Pour détruire les douloureux et nombreux abus de ce genre, on devrait fixer la journée de chaque article, c’est-à-dire prendre la moyenne sur cent ouvriers. Ainsi, en prenant 100 livres d’ouvriers tissant le même article, et ou le jour du reçu et du rendu de l’étoffe est écrit, on prendrait pour règle de la journée le plus grand nombre qui auraient rendu le même aunage dans le même espace de temps ; ainsi donc, on trouverait sur cent ouvriers qui tissent le courant ordinaire, 30 métiers à 3 aunes par jour ; 40 métiers à 3 aunes 1/2 ; 20 métiers à 4 aunes ; 6 métiers à 4 aunes 1/2, et 4 métiers à 5 aunes. La journée pourrait être fixée à 3 aunes 1/2 pour cet article, et l’on pourrait faire le même calcul pour tous les articles. Comme il est de règle dans tous les états de payer aux ouvriers un défraiement pour le passage des nuits, on pourrait bien allouer 1 fr. 50 c. par chaque métier qui serait obligé de passer les nuits, pour faire un supplément de journée, qui serait partagé en donnant 1 fr. à l’ouvrier, et 50 c. au chef d’atelier, pour ses frais de chauffage, etc., ce qui est de toute justice ; et ce serait selon nous une bien légère indemnité à ceux qui sacrifient leur santé pour faire la fortune du négociant. Nous croyons qu’un pareil règlement ne peut manquer d’être pris en considération par le futur conseil ; c’est du moins l’espoir des ouvriers.

Conditions des soies.

Il est entré dans cet établissement, depuis le 1er février jusqu’à ce jour, 700 ballots de soie, nombre qui paraît devoir être de beaucoup supérieur à celui du mois de janvier.

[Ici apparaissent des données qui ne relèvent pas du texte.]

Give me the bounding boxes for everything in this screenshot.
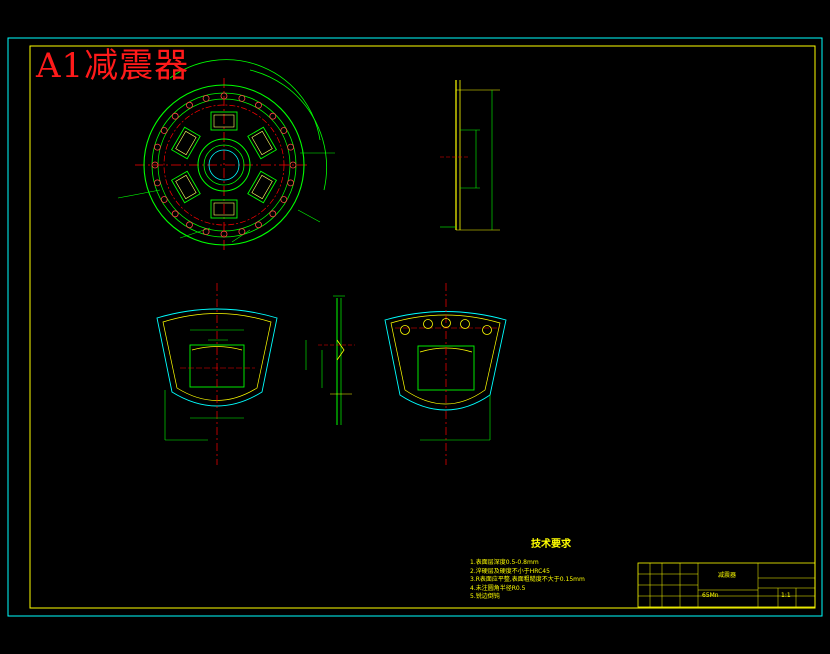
segment-front-view-left	[156, 283, 278, 465]
segment-side-profile	[305, 295, 355, 425]
title-block-material: 65Mn	[702, 592, 719, 599]
rivet-hole	[255, 101, 262, 109]
cad-drawing-canvas	[7, 37, 823, 617]
drawing-title: A1减震器	[36, 46, 190, 86]
tech-requirement-item: 5.锐边倒钝	[470, 593, 500, 600]
rivet-hole	[280, 127, 288, 134]
rivet-hole	[287, 143, 295, 151]
rivet-hole	[160, 127, 168, 134]
rivet-hole	[186, 101, 193, 109]
segment-hole	[423, 319, 433, 329]
rivet-hole	[186, 221, 193, 229]
rivet-hole	[280, 196, 288, 203]
title-block-part-name: 减震器	[718, 572, 737, 579]
rivet-hole	[238, 228, 246, 236]
rivet-hole	[153, 143, 161, 151]
rivet-hole	[160, 196, 168, 203]
segment-hole	[460, 319, 470, 329]
rivet-hole	[171, 210, 179, 218]
tech-requirements-list: 1.表面层深度0.5-0.8mm 2.淬硬层及硬度不小于HRC45 3.R表面应…	[470, 559, 585, 602]
rivet-hole	[269, 112, 277, 120]
tech-requirement-item: 2.淬硬层及硬度不小于HRC45	[470, 567, 550, 575]
tech-requirement-item: 3.R表面应平整,表面粗糙度不大于0.15mm	[470, 576, 585, 583]
spring-window	[247, 126, 278, 160]
spring-window	[170, 126, 201, 160]
disc-side-section	[440, 80, 500, 231]
tech-requirement-item: 4.未注圆角半径R0.5	[470, 584, 526, 592]
segment-hole	[482, 325, 492, 335]
title-block-scale: 1:1	[781, 592, 791, 599]
spring-window	[247, 170, 278, 204]
spring-window	[170, 170, 201, 204]
inner-border-frame	[29, 45, 816, 609]
rivet-hole	[202, 95, 210, 102]
outer-sheet-frame	[7, 37, 823, 617]
segment-front-view-right	[384, 283, 507, 465]
rivet-hole	[171, 112, 179, 120]
rivet-hole	[238, 95, 246, 102]
rivet-hole	[269, 210, 277, 218]
segment-hole	[400, 325, 410, 335]
tech-requirements-title: 技术要求	[531, 539, 571, 550]
rivet-hole	[255, 221, 262, 229]
tech-requirement-item: 1.表面层深度0.5-0.8mm	[470, 559, 539, 566]
rivet-hole	[287, 179, 295, 187]
disc-plan-view	[117, 59, 335, 250]
rivet-hole	[153, 179, 161, 187]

Ainsi, d’après le mouvement des soies qui s’est opéré, soit à Avignon, Alais, St-Etienne et dans cette ville, où les teinturiers sont très-pressés, une augmentation doit avoir lieu dans le prix des façons des étoffes de soie ; dans le cas contraire, nous croirons que réellement les soies teintes passent à l’étranger.

BOUTADE D’UN PROLÉTAIRE.1

L’ingénieux Lafontaine a peint la société dans la fable des Animaux malades de la peste. Il est pardonné au [3.2]tigre, au léopard, à l’ours, au lion, au loup, même au bélier qui a des cornes pour se défendre ; l’âne et la brebis seuls sont condamnés et punis de leurs méfaits. Eh lesquels ! Ils avaient, pour leur chétive consommation, tondu l’herbe d’un pré de la largeur de leur langue, les autres avaient ensanglanté la forêt. C’est à ce sujet qu’Alcibiade disait : les lois sont comme les toiles d’araignées, elles arrêtent les mouches, les gros insectes passent à travers. Ainsi, qu’un malheureux dérobe une gerbe de blé dans les champs, un pain sur la banque du boulanger, sans doute il est coupable (on pourrait cependant croire ce crime excusable ; non ! les législateurs, presque tous propriétaires, braves gens ayant au moins mille écus de rente, ont oublié de mettre la faim au nombre des circonstances atténuantes) ; aussi la loi l’atteint et le punit : c’est justice. Mais qu’un homme haut placé vole quelques millions dans la caisse confiée à sa gardei, la loi est impuissante contre lui ; il se soustrait à toute condamnation par une fuite que rien n’entrave. Voilà la justice de notre siècle d’argent. Dat veniam corvis vexat censura colombas.

Marius CH.....


i Kesner, caissier du trésor, vient de fuir en Belgique, laissant un déficit de 8 à 9 millions.

HISTOIRE DE JACQUES.

Suite. (V. notre N° 14.)

Un ciel plus pur annonçait à sa ville natale le calme après tant d’orages. La confiance s’établissait ; et Jacques retirait le fruit des leçons de paix et d’oubli qu’il avait données à ses concitoyens ; il recevait les bénédictions et du riche et du prolétaire. Son ame fière d’avoir servi de nouveau son pays, ne rêvait encore qu’améliorations et prospérité.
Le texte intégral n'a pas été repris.